Assistance à la procréation non médicale

La question de l'ouverture aux couples homosexuels n'est pas la seule que le CCNE mettra à l'ordre du jour lors des états généraux à l'automne. Le comité réfléchit à faire perdre le M de «médical» à l'AMP. Une évolution qui interroge «le rôle que la société entend donner à la médecine : corriger et prévenir les maladies ou répondre aussi à des demandes sociales ?». Aujourd'hui, la loi bioéthique de 2004, régissant le recours à l'AMP, limite cette assistance à deux motifs médicaux : «remédier à l'infertilité» ou «éviter la transmission à l'enfant d'une maladie d'une particulière gravité».

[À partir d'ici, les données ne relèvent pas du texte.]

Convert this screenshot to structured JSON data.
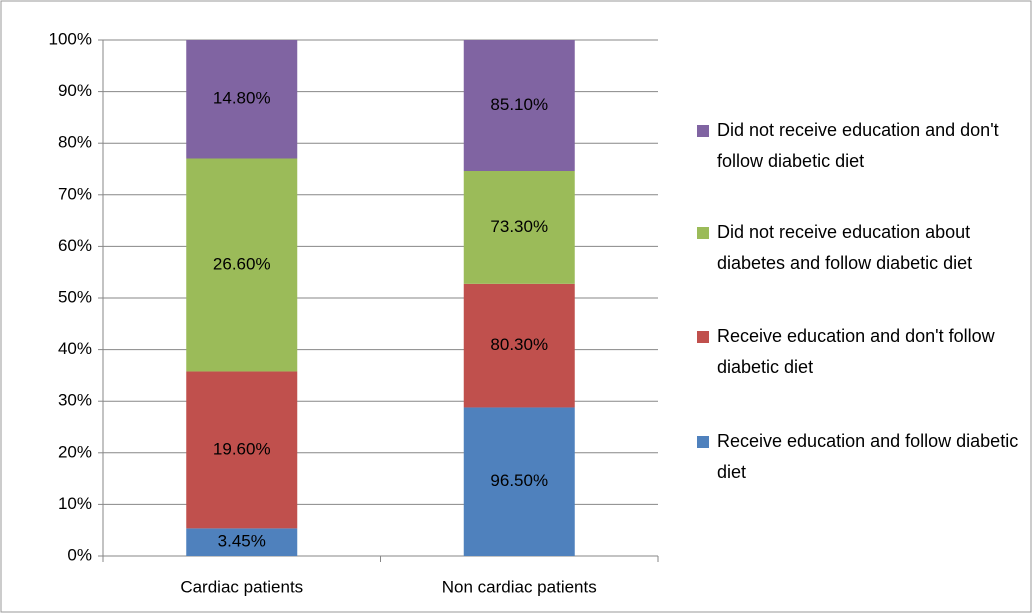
{
  "chart_data": {
    "type": "bar",
    "stacking": "percent",
    "categories": [
      "Cardiac patients",
      "Non cardiac patients"
    ],
    "series": [
      {
        "name": "Receive education and follow diabetic diet",
        "color": "#4f81bd",
        "values": [
          3.45,
          96.5
        ],
        "value_labels": [
          "3.45%",
          "96.50%"
        ]
      },
      {
        "name": "Receive education and don't follow diabetic diet",
        "color": "#c0504d",
        "values": [
          19.6,
          80.3
        ],
        "value_labels": [
          "19.60%",
          "80.30%"
        ]
      },
      {
        "name": "Did not receive education about diabetes and follow diabetic diet",
        "color": "#9bbb59",
        "values": [
          26.6,
          73.3
        ],
        "value_labels": [
          "26.60%",
          "73.30%"
        ]
      },
      {
        "name": "Did not receive education and don't follow diabetic diet",
        "color": "#8064a2",
        "values": [
          14.8,
          85.1
        ],
        "value_labels": [
          "14.80%",
          "85.10%"
        ]
      }
    ],
    "ylim": [
      0,
      100
    ],
    "yticks": [
      {
        "value": 0,
        "label": "0%"
      },
      {
        "value": 10,
        "label": "10%"
      },
      {
        "value": 20,
        "label": "20%"
      },
      {
        "value": 30,
        "label": "30%"
      },
      {
        "value": 40,
        "label": "40%"
      },
      {
        "value": 50,
        "label": "50%"
      },
      {
        "value": 60,
        "label": "60%"
      },
      {
        "value": 70,
        "label": "70%"
      },
      {
        "value": 80,
        "label": "80%"
      },
      {
        "value": 90,
        "label": "90%"
      },
      {
        "value": 100,
        "label": "100%"
      }
    ],
    "grid": true,
    "legend": "right"
  }
}
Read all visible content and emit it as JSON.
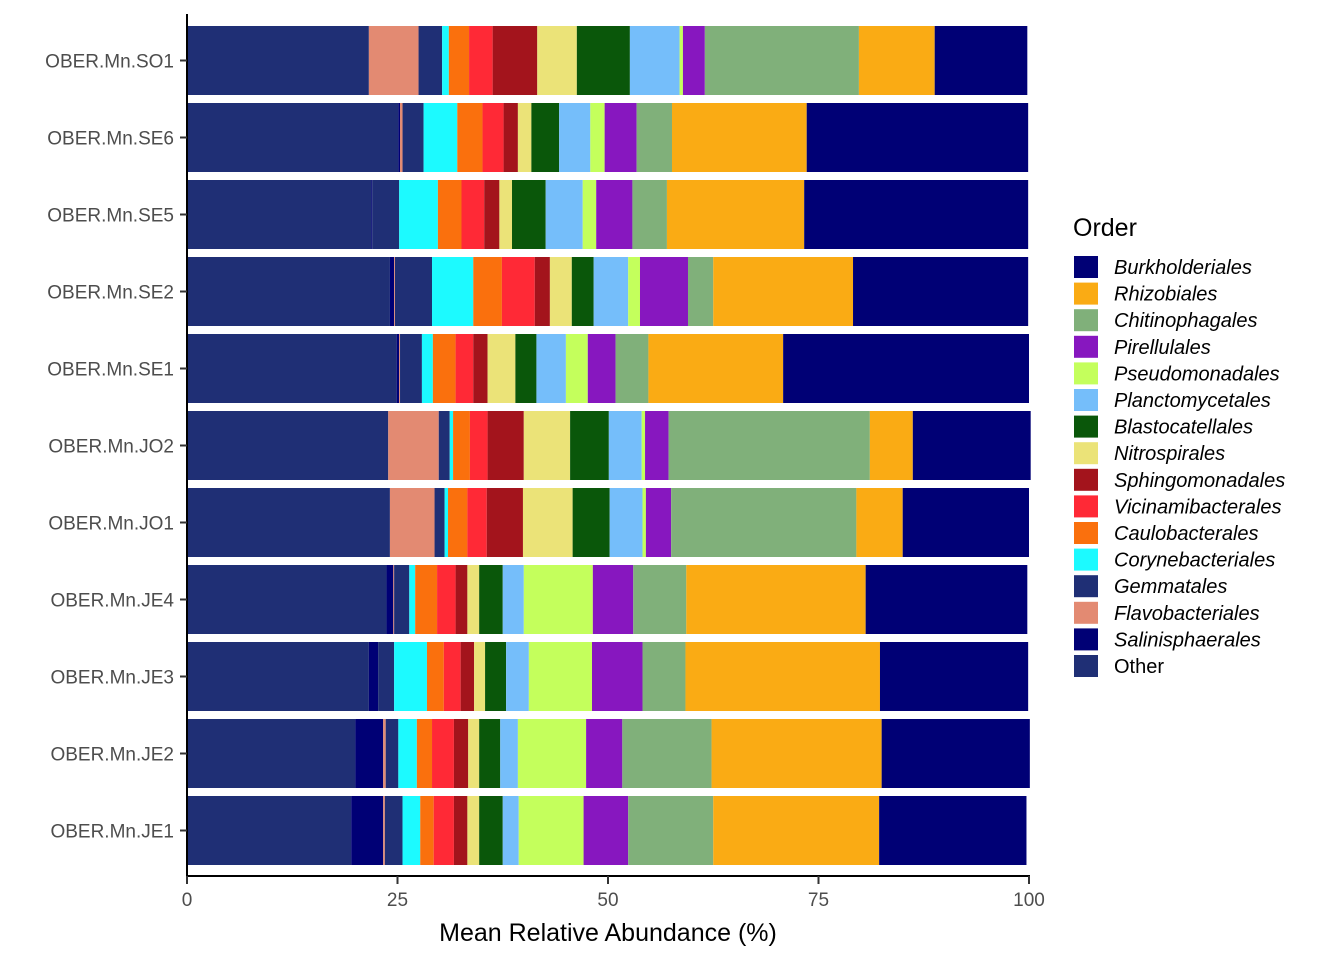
{
  "chart_data": {
    "type": "bar",
    "orientation": "horizontal",
    "stacked": true,
    "xlabel": "Mean Relative Abundance (%)",
    "ylabel": "",
    "xlim": [
      0,
      100
    ],
    "xticks": [
      0,
      25,
      50,
      75,
      100
    ],
    "categories": [
      "OBER.Mn.SO1",
      "OBER.Mn.SE6",
      "OBER.Mn.SE5",
      "OBER.Mn.SE2",
      "OBER.Mn.SE1",
      "OBER.Mn.JO2",
      "OBER.Mn.JO1",
      "OBER.Mn.JE4",
      "OBER.Mn.JE3",
      "OBER.Mn.JE2",
      "OBER.Mn.JE1"
    ],
    "legend_title": "Order",
    "legend_position": "right",
    "grid": false,
    "series": [
      {
        "name": "Other",
        "color": "#1F2F75",
        "italic": false,
        "values": [
          21.6,
          25.1,
          21.9,
          24.1,
          24.9,
          23.9,
          24.1,
          23.7,
          21.6,
          20.0,
          19.5
        ]
      },
      {
        "name": "Salinisphaerales",
        "color": "#000075",
        "italic": true,
        "values": [
          0.0,
          0.2,
          0.1,
          0.5,
          0.3,
          0.0,
          0.0,
          0.8,
          1.1,
          3.3,
          3.8
        ]
      },
      {
        "name": "Flavobacteriales",
        "color": "#E38A72",
        "italic": true,
        "values": [
          5.9,
          0.3,
          0.0,
          0.1,
          0.1,
          6.0,
          5.3,
          0.1,
          0.0,
          0.3,
          0.2
        ]
      },
      {
        "name": "Gemmatales",
        "color": "#1F2F75",
        "italic": true,
        "values": [
          2.8,
          2.5,
          3.2,
          4.4,
          2.6,
          1.3,
          1.2,
          1.8,
          1.9,
          1.5,
          2.1
        ]
      },
      {
        "name": "Corynebacteriales",
        "color": "#1CFAFF",
        "italic": true,
        "values": [
          0.8,
          4.0,
          4.6,
          4.9,
          1.3,
          0.4,
          0.4,
          0.7,
          3.9,
          2.2,
          2.1
        ]
      },
      {
        "name": "Caulobacterales",
        "color": "#FA700D",
        "italic": true,
        "values": [
          2.4,
          3.0,
          2.8,
          3.4,
          2.7,
          2.0,
          2.3,
          2.6,
          2.0,
          1.8,
          1.6
        ]
      },
      {
        "name": "Vicinamibacterales",
        "color": "#FF2936",
        "italic": true,
        "values": [
          2.8,
          2.5,
          2.7,
          3.9,
          2.1,
          2.1,
          2.3,
          2.2,
          2.0,
          2.6,
          2.4
        ]
      },
      {
        "name": "Sphingomonadales",
        "color": "#A3141C",
        "italic": true,
        "values": [
          5.3,
          1.7,
          1.8,
          1.8,
          1.7,
          4.3,
          4.3,
          1.4,
          1.6,
          1.7,
          1.6
        ]
      },
      {
        "name": "Nitrospirales",
        "color": "#EBE378",
        "italic": true,
        "values": [
          4.7,
          1.6,
          1.5,
          2.6,
          3.3,
          5.5,
          5.9,
          1.4,
          1.3,
          1.3,
          1.4
        ]
      },
      {
        "name": "Blastocatellales",
        "color": "#0A570A",
        "italic": true,
        "values": [
          6.3,
          3.3,
          4.0,
          2.6,
          2.5,
          4.6,
          4.4,
          2.8,
          2.5,
          2.5,
          2.8
        ]
      },
      {
        "name": "Planctomycetales",
        "color": "#75BEFA",
        "italic": true,
        "values": [
          5.9,
          3.7,
          4.4,
          4.1,
          3.5,
          3.9,
          3.9,
          2.5,
          2.7,
          2.1,
          1.9
        ]
      },
      {
        "name": "Pseudomonadales",
        "color": "#C4FF5C",
        "italic": true,
        "values": [
          0.4,
          1.7,
          1.6,
          1.4,
          2.6,
          0.4,
          0.4,
          8.2,
          7.5,
          8.1,
          7.7
        ]
      },
      {
        "name": "Pirellulales",
        "color": "#8717BF",
        "italic": true,
        "values": [
          2.6,
          3.8,
          4.3,
          5.7,
          3.3,
          2.8,
          3.0,
          4.8,
          6.0,
          4.3,
          5.3
        ]
      },
      {
        "name": "Chitinophagales",
        "color": "#80B07A",
        "italic": true,
        "values": [
          18.3,
          4.2,
          4.1,
          3.0,
          3.9,
          23.9,
          22.0,
          6.3,
          5.1,
          10.6,
          10.1
        ]
      },
      {
        "name": "Rhizobiales",
        "color": "#FAAB14",
        "italic": true,
        "values": [
          9.0,
          16.0,
          16.3,
          16.6,
          16.0,
          5.1,
          5.5,
          21.3,
          23.1,
          20.2,
          19.7
        ]
      },
      {
        "name": "Burkholderiales",
        "color": "#000075",
        "italic": true,
        "values": [
          11.0,
          26.3,
          26.6,
          20.8,
          29.2,
          14.0,
          15.0,
          19.2,
          17.6,
          17.6,
          17.5
        ]
      }
    ],
    "legend_order": [
      "Burkholderiales",
      "Rhizobiales",
      "Chitinophagales",
      "Pirellulales",
      "Pseudomonadales",
      "Planctomycetales",
      "Blastocatellales",
      "Nitrospirales",
      "Sphingomonadales",
      "Vicinamibacterales",
      "Caulobacterales",
      "Corynebacteriales",
      "Gemmatales",
      "Flavobacteriales",
      "Salinisphaerales",
      "Other"
    ]
  }
}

Si l'assistance médicale à la procréation devient l'assistance à la procréation tout court, il faudra réfléchir non seulement à l'ouverture aux couples homosexuels et aux célibataires, mais aussi à la demande des femmes de «conserver leurs ovocytes» pour pouvoir faire des enfants, même ménopausées. Au programme également : la fin de l'anonymat des donneurs de gamètes et le remboursement de l'assistance à la procréation pour des raisons non médicales. «On risque d'arriver à une discrimination par l'argent», si la collectivité ne rembourse pas, a mis en garde Jean-Claude Ameisen. Tout en soulignant, qu'en période de crise des finances publiques, ce ne serait peut-être pas une décision bienvenue.